The legal validity of a will revoked via a note filed by a Burnie Public Trustee receptionist has been questioned in the Supreme Court in Hobart.
Justice Shan Tennent heard Westley Christian Henry Melgaard visited the Burnie Public Trustee in February 2009 and requested that his will be revoked.
An office receptionist recorded Mr Melgaard’s request and submitted a note to Mr Melgaard’s file that the revocation had been requested.
When Mr Melgaard returned to the office three days later he was told his records had been updated.
Under the Wills Act 1992 – the legislation current at the time of the revocation – a person seeking to revoke their will was required to sign an official document with at least two witnesses or the revocation would not be legal.

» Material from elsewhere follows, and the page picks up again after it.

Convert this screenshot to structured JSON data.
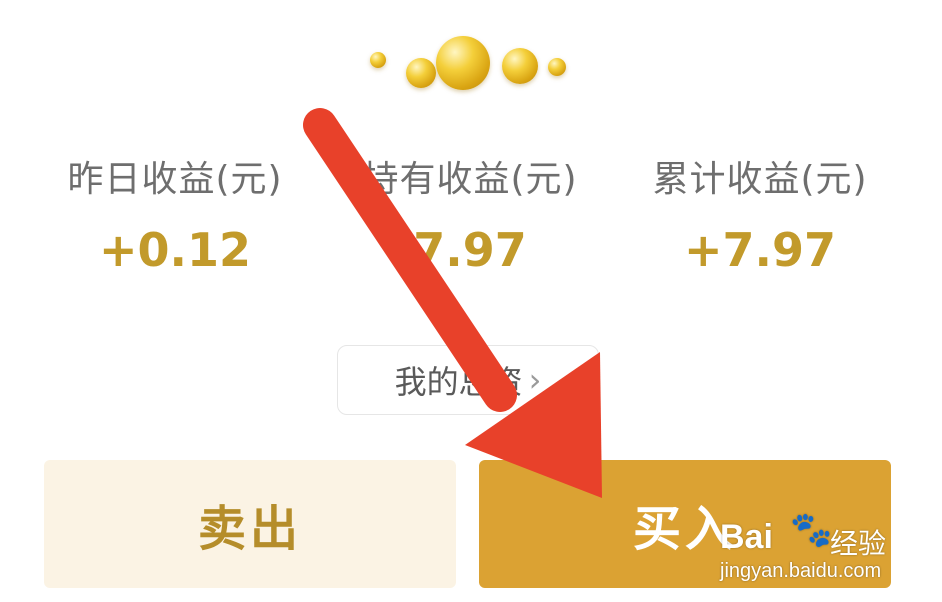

Counsel must now determine whether the standard of proof presented by the note was sufficient to prove beyond reasonable doubt that it was Mr Melgaard’s intent to have the will revoked.
If Mr Melgaard’s revocation is found invalid, execution of his estate will be undertaken by the Public Trustee.
In video evidence dated shortly before his death in 2012, Mr Melgaard spoke candidly about how he was still considering the best way to distribute his assets.
He said he didn’t know what to do about his will and recognised that considering whether to devote it to someone was a big question he had not yet answered.
It’s understood Mr Melgaard had limited assets and no children.
Fourteen submissions from individuals and groups including the Launceston City Mission and the Catholic Archbishop of Hobart have been put forward as evidence.